One misconception about agricultural processing facilities is that they are not major sources of pollution because when we think of industrial pollution it often involves coal and oil industries.

In order to extract oil from soybeans or other organic sources, companies often use harsh solvents that are then released into the air. The chemicals released are mainly harmful organic compounds that can contaminate ground water or get into the air causing problems for people with respiratory ailments.

"This agreement is evidence of the Bush Administration's continuing commitment to ensuring compliance with the Clean Air Act. EPA expects companies to act responsibly and within the law when it comes to protecting public health and the environment."

Bush and Republican lawmakers who had once supported gutting the Clean Air Act are now trying to use it as evidence of their commitment to the environment, an issue that often ranks low for their party.

The government argued that Bunge did not get permits or approval for modifications to their soybean processing plants and those modifications led to significant increases in pollution. This case follows similar settlements with other processors including Cargill Inc. and Archer Daniels Midland.

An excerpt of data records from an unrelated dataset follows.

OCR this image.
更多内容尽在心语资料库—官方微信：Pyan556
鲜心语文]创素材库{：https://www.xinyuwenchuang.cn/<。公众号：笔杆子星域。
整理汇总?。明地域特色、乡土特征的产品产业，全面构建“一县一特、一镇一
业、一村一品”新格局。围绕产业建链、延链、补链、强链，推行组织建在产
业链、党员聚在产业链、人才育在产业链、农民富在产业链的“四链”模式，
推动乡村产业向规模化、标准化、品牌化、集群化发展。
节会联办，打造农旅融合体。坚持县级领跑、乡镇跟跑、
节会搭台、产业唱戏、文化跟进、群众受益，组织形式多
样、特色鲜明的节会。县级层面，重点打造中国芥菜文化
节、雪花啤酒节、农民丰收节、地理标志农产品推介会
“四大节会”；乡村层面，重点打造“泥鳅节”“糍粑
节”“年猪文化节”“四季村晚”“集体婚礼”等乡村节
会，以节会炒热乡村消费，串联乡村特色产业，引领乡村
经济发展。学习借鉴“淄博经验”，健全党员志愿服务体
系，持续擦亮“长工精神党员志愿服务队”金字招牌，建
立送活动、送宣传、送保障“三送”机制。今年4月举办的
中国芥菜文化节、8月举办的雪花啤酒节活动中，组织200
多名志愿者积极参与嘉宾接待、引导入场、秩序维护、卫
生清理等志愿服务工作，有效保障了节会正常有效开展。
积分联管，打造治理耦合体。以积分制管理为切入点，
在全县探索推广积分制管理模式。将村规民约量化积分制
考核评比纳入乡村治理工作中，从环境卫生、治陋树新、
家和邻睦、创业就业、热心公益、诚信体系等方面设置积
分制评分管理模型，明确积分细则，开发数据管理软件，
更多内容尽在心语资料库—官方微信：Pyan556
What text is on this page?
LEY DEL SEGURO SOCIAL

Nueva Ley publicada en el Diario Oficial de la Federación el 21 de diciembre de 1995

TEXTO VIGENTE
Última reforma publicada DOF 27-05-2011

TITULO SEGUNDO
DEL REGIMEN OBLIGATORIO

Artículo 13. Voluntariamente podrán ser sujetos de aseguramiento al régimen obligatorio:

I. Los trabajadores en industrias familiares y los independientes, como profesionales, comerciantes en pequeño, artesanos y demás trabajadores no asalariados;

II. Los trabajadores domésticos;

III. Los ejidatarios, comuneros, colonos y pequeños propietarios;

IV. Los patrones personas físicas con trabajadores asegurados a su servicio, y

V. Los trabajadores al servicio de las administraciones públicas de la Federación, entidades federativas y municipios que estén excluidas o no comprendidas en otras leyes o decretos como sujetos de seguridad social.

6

"This settlement will reduce the formation of ground-level ozone, a pollutant that irritates the lungs and exacerbates diseases such as asthma," said Sue Ellen Wooldridge, assistant attorney general for the Justice Department's Environment and Natural Resources Division.

Bunge is a multi-state agribusiness based in St. Louis, MO and is handles American operations for multinational corporation Bunge Limited. In addition to paying a fine and retrofitting its production facilities, the company also agreed to finance public works projects for each of the 8 states that sued the company. They include upgrading school buses, asbestos abatement from schools, and funding conservation projects.